Le 12 mai, le roi d’Espagne, avec l’armée qu’il commandait, leva également le siége et opéra sa retraite par le Roussillon. On lui conseillait de se rendre à Versailles. Il refusa énergiquement de prendre un parti indigne d’un fils de France. Il entra en Espagne par le pays de Foix, gagna Pampelune et de là Madrid. Obligé d’en sortir ainsi que la reine, à l’approche des Portugais, il joignit l’armée du duc de Berwick.

Ce fut le 18 juin que la cour d’Espagne dut abandonner la capitale de ce pays. Les ennemis étaient en ce moment maîtres de la plus grande partie du royaume. Les troupes de France n’arrivaient pas. On craignit de voir les villes du littoral, encore en la possession du petit-fils de Louis XIV, tomber entre les mains de l’archiduc Charles. Les quelques vaisseaux de guerre qui restaient à l’Espagne étaient dans la rade de Cadix, ainsi que tous les galions et la majeure partie des navires de commerce espagnols et beaucoup de français. Les faire sortir était les donner à l’ennemi; les laisser à Cadix était risquer de les voir tomber en sa possession, s’il s’emparait de la ville. Dans cette occurrence, du Casse fut jugé seul capable de sauver ce qui restait de la marine militaire ou marchande espagnole.

Il se trouvait à Versailles, souffrant d’une manière cruelle de la blessure grave qu’il avait reçue à la bataille de Malaga. Il eut l’ordre de se rendre immédiatement en Espagne pour s’assurer par lui-même de l’état des choses. Il vit le Roi, qui lui prescrivit d’aller de suite à Cadix, le laissant libre du reste d’agir comme il l’entendrait. On s’en rapportait entièrement à son habileté.

Du Casse fit diligence. Le 6 juillet il était à Bayonne, et le 10 il écrivit à Pontchartrain de cette ville:

«Monseigneur, j’arrivai ici le 6 au soir. J’en serais parti, si j’avais trouvé des voitures. La poste d’Espagne ne traîne point de chaises, et il ne m’est pas possible de changer cette voiture, ma jambe pouvant avec peine même la supporter; elle est, à peu de chose près, au même état que lorsque je partis de Versailles. Je prends demain la route de Saint-Jean-Pied-de-Port, à la suite de l’artillerie, où il a passé d’autres chaises. Je me rendrai à Pampelune pour y joindre quelque régiment de cavalerie pour me rendre auprès du roi d’Espagne. J’étais déterminé de m’en aller par Burgos, pour y faire la révérence à la reine; mais M. Ory, avec lequel j’ai eu des conférences, m’en a détourné pour m’engager de me rendre auprès de Sa Majesté et pour continuer la route pour Cadix, que je trouve impossible, aucun voiturier ne voulant l’entreprendre.»

«Je ne prévois pas que je puisse rendre aucun service en Espagne, et j’ose croire que dans la situation présente je pourrais vous être de quelque utilité, et quoique vous ayez eu la bonté de m’écrire à Toulon que je pouvais rester, si je ne croyais pas pouvoir être utile en Espagne, je vous avouerai avec liberté que je ne le prévois que trop clairement, mais que la vergogne me surmonte. L’on pourrait croire que j’ai saigné du nez... J’attends vos ordres.»
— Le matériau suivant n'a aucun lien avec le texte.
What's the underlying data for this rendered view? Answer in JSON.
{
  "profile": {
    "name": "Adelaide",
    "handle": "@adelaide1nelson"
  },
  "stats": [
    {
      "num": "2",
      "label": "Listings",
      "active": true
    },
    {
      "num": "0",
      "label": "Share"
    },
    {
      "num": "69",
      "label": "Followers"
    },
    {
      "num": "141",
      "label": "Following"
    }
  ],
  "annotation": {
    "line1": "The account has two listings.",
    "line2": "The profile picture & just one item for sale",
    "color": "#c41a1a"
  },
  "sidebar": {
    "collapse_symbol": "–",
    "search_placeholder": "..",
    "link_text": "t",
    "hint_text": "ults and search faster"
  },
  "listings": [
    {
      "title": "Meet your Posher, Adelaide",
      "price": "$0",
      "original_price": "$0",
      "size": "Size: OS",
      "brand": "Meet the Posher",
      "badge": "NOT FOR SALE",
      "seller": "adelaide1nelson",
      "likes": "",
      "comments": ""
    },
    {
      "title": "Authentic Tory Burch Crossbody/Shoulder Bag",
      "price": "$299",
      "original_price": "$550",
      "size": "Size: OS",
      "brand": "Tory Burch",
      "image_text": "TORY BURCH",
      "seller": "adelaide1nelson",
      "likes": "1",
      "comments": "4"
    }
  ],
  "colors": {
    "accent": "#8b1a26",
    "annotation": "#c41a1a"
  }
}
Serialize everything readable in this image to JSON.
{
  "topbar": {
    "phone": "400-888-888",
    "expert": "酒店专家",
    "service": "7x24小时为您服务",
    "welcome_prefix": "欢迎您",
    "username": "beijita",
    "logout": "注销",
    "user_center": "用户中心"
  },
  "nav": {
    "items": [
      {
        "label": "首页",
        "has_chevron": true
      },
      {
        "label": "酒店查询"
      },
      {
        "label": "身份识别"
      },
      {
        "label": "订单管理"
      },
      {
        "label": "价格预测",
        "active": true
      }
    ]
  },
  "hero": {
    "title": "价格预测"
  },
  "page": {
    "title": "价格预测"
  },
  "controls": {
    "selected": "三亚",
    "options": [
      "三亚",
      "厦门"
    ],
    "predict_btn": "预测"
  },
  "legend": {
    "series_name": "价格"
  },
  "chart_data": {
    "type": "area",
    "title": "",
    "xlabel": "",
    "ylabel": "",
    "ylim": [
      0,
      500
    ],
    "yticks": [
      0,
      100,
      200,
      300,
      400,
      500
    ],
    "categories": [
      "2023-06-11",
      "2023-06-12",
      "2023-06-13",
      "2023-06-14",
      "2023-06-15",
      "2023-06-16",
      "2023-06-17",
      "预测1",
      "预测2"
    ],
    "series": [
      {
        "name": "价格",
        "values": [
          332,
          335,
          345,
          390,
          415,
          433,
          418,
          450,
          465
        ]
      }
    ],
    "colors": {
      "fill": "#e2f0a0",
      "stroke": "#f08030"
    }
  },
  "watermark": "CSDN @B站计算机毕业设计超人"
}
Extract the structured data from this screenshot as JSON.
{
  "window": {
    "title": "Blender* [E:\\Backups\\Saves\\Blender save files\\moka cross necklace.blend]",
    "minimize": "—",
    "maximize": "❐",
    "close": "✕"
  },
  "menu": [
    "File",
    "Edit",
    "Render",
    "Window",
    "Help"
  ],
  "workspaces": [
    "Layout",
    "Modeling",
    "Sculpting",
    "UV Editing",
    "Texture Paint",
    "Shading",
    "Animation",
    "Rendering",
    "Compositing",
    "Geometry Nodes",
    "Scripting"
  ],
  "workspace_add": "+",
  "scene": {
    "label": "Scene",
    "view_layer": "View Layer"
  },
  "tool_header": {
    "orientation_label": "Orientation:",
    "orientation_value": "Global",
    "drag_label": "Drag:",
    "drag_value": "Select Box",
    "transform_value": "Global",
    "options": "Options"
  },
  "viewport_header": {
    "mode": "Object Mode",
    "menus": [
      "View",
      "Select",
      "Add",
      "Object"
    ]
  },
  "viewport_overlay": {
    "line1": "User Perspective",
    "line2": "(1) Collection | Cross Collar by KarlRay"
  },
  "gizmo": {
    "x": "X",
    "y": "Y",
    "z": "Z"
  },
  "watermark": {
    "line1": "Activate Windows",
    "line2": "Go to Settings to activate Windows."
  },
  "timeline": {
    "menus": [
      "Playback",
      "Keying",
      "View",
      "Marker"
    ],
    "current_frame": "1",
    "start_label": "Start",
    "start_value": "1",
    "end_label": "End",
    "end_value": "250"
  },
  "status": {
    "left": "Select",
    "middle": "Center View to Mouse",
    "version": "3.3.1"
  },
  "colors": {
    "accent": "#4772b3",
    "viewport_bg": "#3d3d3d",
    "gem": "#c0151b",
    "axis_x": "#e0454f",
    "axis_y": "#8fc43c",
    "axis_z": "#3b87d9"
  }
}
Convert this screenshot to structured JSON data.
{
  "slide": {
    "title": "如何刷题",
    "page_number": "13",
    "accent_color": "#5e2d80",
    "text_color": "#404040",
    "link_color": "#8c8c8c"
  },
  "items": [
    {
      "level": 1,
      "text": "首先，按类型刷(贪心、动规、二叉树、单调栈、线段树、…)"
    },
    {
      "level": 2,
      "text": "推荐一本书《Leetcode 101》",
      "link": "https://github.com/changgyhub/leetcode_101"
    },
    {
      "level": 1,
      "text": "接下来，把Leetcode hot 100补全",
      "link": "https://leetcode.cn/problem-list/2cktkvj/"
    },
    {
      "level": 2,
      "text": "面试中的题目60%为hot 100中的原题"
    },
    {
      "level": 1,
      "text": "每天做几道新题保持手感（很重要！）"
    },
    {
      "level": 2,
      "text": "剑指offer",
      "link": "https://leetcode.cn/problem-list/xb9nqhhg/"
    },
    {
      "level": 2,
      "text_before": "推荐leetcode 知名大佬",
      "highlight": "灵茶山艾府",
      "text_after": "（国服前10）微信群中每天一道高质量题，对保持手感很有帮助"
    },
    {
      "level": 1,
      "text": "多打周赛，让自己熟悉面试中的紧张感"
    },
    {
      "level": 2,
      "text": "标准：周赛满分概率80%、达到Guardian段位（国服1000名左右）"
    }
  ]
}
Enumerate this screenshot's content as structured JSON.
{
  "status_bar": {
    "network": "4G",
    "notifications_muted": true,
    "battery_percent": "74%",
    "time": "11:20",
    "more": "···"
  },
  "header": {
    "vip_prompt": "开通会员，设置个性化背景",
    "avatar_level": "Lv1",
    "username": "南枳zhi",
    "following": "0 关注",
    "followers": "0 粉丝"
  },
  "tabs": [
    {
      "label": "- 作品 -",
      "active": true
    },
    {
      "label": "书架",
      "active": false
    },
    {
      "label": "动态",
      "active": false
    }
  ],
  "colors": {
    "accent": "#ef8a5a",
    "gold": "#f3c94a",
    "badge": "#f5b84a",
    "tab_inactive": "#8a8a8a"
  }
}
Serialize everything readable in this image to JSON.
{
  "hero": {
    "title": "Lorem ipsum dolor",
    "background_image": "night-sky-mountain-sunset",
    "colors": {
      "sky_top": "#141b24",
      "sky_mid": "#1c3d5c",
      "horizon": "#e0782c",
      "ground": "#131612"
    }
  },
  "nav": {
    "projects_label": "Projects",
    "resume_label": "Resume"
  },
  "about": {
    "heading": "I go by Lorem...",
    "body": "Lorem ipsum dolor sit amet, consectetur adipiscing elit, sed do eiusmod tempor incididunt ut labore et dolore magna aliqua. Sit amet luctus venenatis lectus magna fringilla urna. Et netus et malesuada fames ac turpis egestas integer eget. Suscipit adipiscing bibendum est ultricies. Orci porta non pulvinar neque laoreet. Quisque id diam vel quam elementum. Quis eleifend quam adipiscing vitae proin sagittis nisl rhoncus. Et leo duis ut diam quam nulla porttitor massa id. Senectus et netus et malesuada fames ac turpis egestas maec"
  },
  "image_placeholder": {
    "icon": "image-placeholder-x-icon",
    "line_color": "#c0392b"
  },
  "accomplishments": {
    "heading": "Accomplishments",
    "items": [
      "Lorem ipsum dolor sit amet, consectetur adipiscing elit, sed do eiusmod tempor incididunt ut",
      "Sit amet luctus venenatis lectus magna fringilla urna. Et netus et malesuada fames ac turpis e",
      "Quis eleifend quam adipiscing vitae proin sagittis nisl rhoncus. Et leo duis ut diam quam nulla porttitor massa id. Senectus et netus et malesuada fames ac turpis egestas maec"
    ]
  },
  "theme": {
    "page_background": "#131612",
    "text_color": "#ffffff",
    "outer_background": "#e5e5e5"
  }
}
Des secours étant arrivés au roi d’Espagne, il prit l’offensive; secondé par l’habile et intrépide Berwick, en très-peu de temps il reprit aux alliés tout ce dont ils s’étaient emparés, excepté Barcelone. Du Casse l’avait joint, et l’aidait de ses conseils. Il était auprès de ce prince à sa rentrée triomphale au mois de septembre dans Madrid, aux acclamations enthousiastes du peuple.

Du Casse trouva à Madrid des lettres de la cour de Versailles l’informant qu’il allait recevoir le commandement d’une escadre de vaisseaux français appareillant de Brest, pour conduire en Amérique la flotte de Cadix et en ramener les galions chargés des impôts perçus, au nom du roi catholique, dans le nouveau monde.

Du Casse redoutait cette mission et aurait volontiers décliné l’honneur qui lui était fait. Sa santé était si mauvaise qu’il écrivit le 28 septembre 1706 à Pontchartrain:

«Je vous prie de me permettre de passer l’hiver en mon pays, pour me trouver en état de profiter de la première saison de Bagnères. J’en ai besoin, sans dissimulation, autant pour mon pied et ma jambe que pour la sciatique qui me veut dépêcher.»